Nevertheless, this record does not belong to the "holy" array of SMF records related to sensitive and business-critical programs such as CICS or DB2. Thus, it is likely not supported by default by nowadays log analytics software. That is where Zetaly's Self-Service Collector comes in handy. Its interface helps you define how to collect, store, and interpret a specific SMF record. 

 

Fortunately, IBM excels in providing comprehensive documentation, as you can see from this snippet from SMF 66 documentation for its section 58: https://www.ibm.com/docs/en/zos/3.1.0?topic=rm-headerself-defining-section-56

Blog#4 - IBM Header self-defining section 

 

All you have to do from here is copy these field decoding instructions into the self-service collector interface, leading to the following result:

Blog#4 - Self-service collector interface

How do you get this outcome? Let's explore the decoding process in three easy steps.

 

  • Let's take the first field SMF66LEN, which gives us the record length, as an example. Its position is set at the first byte (0) and spans two bytes. As a first step, we can easily describe the byte range and its localization on the array.

Blog#4 - Step 1: describe the byte 

 

  • The next step allows us to turn bytes into human-readable data. Here, we transform a binary into an integer.

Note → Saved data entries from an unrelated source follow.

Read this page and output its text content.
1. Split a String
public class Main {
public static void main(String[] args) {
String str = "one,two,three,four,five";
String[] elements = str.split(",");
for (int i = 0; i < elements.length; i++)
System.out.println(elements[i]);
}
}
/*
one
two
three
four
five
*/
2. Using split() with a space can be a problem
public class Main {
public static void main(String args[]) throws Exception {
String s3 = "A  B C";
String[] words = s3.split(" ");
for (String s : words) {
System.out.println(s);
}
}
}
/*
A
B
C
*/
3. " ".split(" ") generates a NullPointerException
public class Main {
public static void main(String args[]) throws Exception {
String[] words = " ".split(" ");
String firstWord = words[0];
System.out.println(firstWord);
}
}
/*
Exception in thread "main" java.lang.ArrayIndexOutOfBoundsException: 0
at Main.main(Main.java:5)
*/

Blog#4 - Step 2: turn bytes into human-readable data 

 

  • As a last step, you can test your parsing instructions and get a preview of the decoded data.

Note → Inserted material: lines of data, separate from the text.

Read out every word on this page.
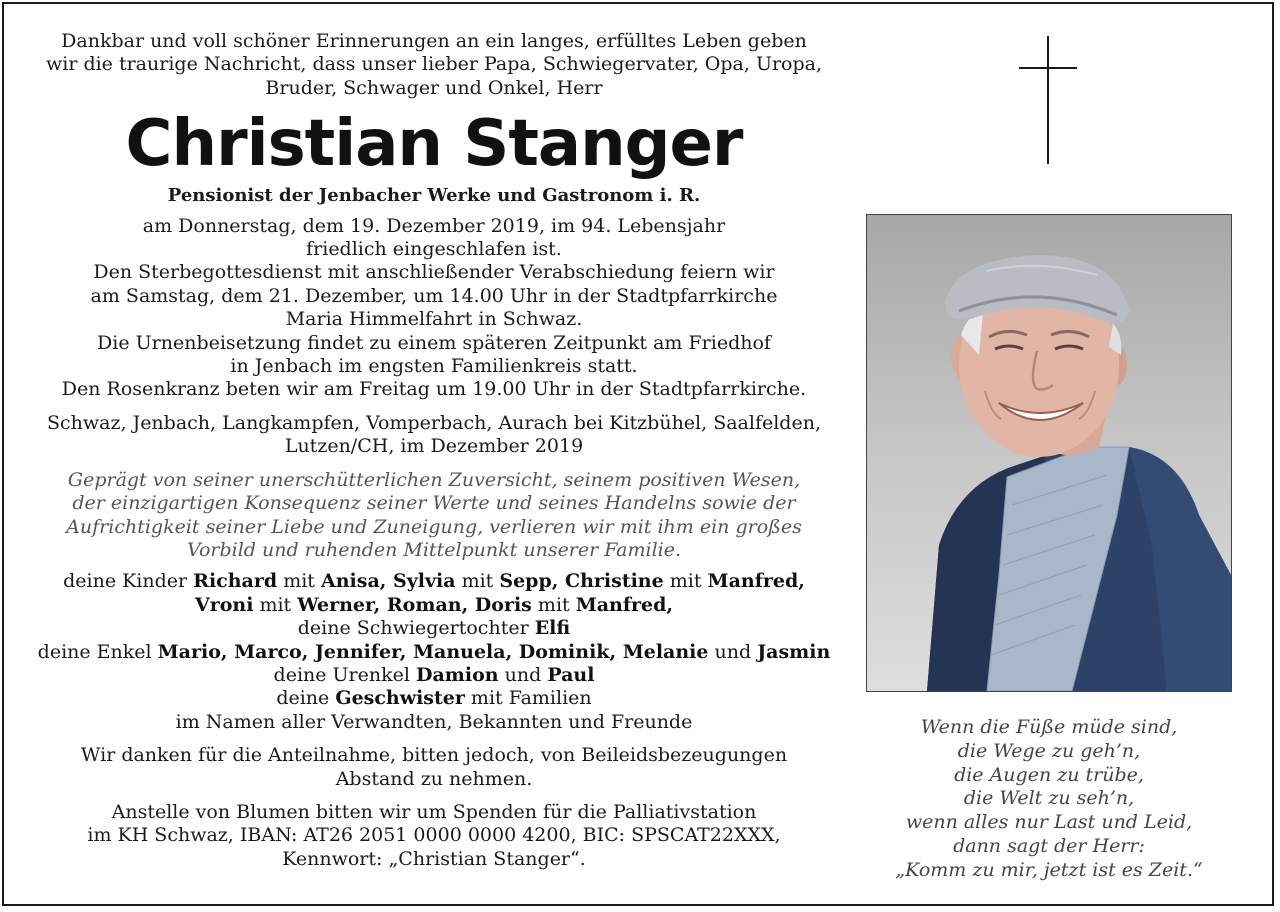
Dankbar und voll schöner Erinnerungen an ein langes, erfülltes Leben geben

wir die traurige Nachricht, dass unser lieber Papa, Schwiegervater, Opa, Uropa,

Bruder, Schwager und Onkel, Herr

Christian Stanger

Pensionist der Jenbacher Werke und Gastronom i. R.

am Donnerstag, dem 19. Dezember 2019, im 94. Lebensjahr

friedlich eingeschlafen ist.

Den Sterbegottesdienst mit anschließender Verabschiedung feiern wir

am Samstag, dem 21. Dezember, um 14.00 Uhr in der Stadtpfarrkirche

Maria Himmelfahrt in Schwaz.

Die Urnenbeisetzung findet zu einem späteren Zeitpunkt am Friedhof

in Jenbach im engsten Familienkreis statt.

Den Rosenkranz beten wir am Freitag um 19.00 Uhr in der Stadtpfarrkirche.

Schwaz, Jenbach, Langkampfen, Vomperbach, Aurach bei Kitzbühel, Saalfelden,

Lutzen/CH, im Dezember 2019

Geprägt von seiner unerschütterlichen Zuversicht, seinem positiven Wesen,

der einzigartigen Konsequenz seiner Werte und seines Handelns sowie der

Aufrichtigkeit seiner Liebe und Zuneigung, verlieren wir mit ihm ein großes

Vorbild und ruhenden Mittelpunkt unserer Familie.

deine Kinder Richard mit Anisa, Sylvia mit Sepp, Christine mit Manfred,

Vroni mit Werner, Roman, Doris mit Manfred,

deine Schwiegertochter Elfi

deine Enkel Mario, Marco, Jennifer, Manuela, Dominik, Melanie und Jasmin

deine Urenkel Damion und Paul

deine Geschwister mit Familien

im Namen aller Verwandten, Bekannten und Freunde

Wir danken für die Anteilnahme, bitten jedoch, von Beileidsbezeugungen

Abstand zu nehmen.

Anstelle von Blumen bitten wir um Spenden für die Palliativstation

im KH Schwaz, IBAN: AT26 2051 0000 0000 4200, BIC: SPSCAT22XXX,

Kennwort: „Christian Stanger“.

Wenn die Füße müde sind,

die Wege zu geh’n,

die Augen zu trübe,

die Welt zu seh’n,

wenn alles nur Last und Leid,

dann sagt der Herr:

„Komm zu mir, jetzt ist es Zeit.“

Blog#4 - Step 3: test and get a preview of the decoded data

 

Beyond SMF decoding: resource optimization & data enrichment

Deciphering binary records is only the first step in harnessing the power of mainframe log data. Collecting and understanding SMF records presents other significant challenges:

  • Data Diversity: SMF records cover a wide range of data categories, from system performance metrics to security information. Each category may have its own unique format and data structure and are stored in separate files.
  • Data Volume: Mainframes can process large volumes of data, and SMF records can accumulate quickly. Managing, storing, and processing these records, especially in high-transaction environments, can be a significant logistical challenge.
  • Interpretation and Analysis: Even when collected, interpreting and analyzing SMF records requires a deep understanding of mainframe operations, as well as the ability to correlate data from various records to gain meaningful insights.

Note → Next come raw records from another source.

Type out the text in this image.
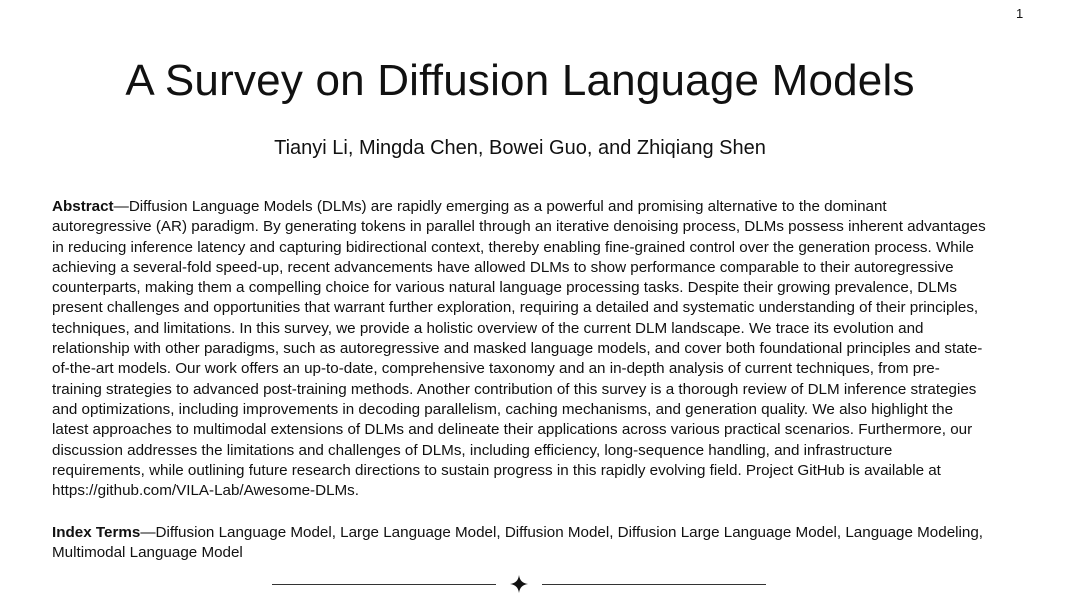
1
A Survey on Diffusion Language Models

Tianyi Li, Mingda Chen, Bowei Guo, and Zhiqiang Shen

Abstract—Diffusion Language Models (DLMs) are rapidly emerging as a powerful and promising alternative to the dominant autoregressive (AR) paradigm. By generating tokens in parallel through an iterative denoising process, DLMs possess inherent advantages in reducing inference latency and capturing bidirectional context, thereby enabling fine-grained control over the generation process. While achieving a several-fold speed-up, recent advancements have allowed DLMs to show performance comparable to their autoregressive counterparts, making them a compelling choice for various natural language processing tasks. Despite their growing prevalence, DLMs present challenges and opportunities that warrant further exploration, requiring a detailed and systematic understanding of their principles, techniques, and limitations. In this survey, we provide a holistic overview of the current DLM landscape. We trace its evolution and relationship with other paradigms, such as autoregressive and masked language models, and cover both foundational principles and state-of-the-art models. Our work offers an up-to-date, comprehensive taxonomy and an in-depth analysis of current techniques, from pre-training strategies to advanced post-training methods. Another contribution of this survey is a thorough review of DLM inference strategies and optimizations, including improvements in decoding parallelism, caching mechanisms, and generation quality. We also highlight the latest approaches to multimodal extensions of DLMs and delineate their applications across various practical scenarios. Furthermore, our discussion addresses the limitations and challenges of DLMs, including efficiency, long-sequence handling, and infrastructure requirements, while outlining future research directions to sustain progress in this rapidly evolving field. Project GitHub is available at https://github.com/VILA-Lab/Awesome-DLMs.

Index Terms—Diffusion Language Model, Large Language Model, Diffusion Model, Diffusion Large Language Model, Language Modeling, Multimodal Language Model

Regarding data volume, Zetaly's self-service collector already provides a solution as you can selectively choose which field to collect. This selective approach empowers users to retain only the essential data while discarding the rest, effectively reducing the footprint on both storage resources and processing capabilities.

 

But all these challenges call for more than a standalone data decoder. That is why the true power of Zetaly's Self-Service Collector lies within its native integration with Zetaly's Data platform and all of its Data Analytics solutions.

 

Any IT Data, From Anywhere: Reaching the Big Picture

SMF records are indeed valuable as mainframes continue to hold a vital role for large businesses due to their enduring relevance in addressing specific business needs. After all, these powerful computing systems offer unmatched reliability, scalability, and security, making them ideal for mission-critical operations. 

 

However, IT evolves into increasingly complex environments marked by hybrid systems and a multitude of platforms. The interconnection of various technologies and the integration of heterogeneous systems mean that, for a comprehensive view of IT operations, it is now essential to aggregate and analyze data generated by all these systems. This is the only way to obtain a holistic picture of performance, security, and operations management, enabling businesses to make informed decisions in an increasingly complex IT landscape.

 

Zetaly's ambition behind its Self-Service Collector is the ability to collect, interpret, and correlate any IT data, from any source, regardless of format or origin.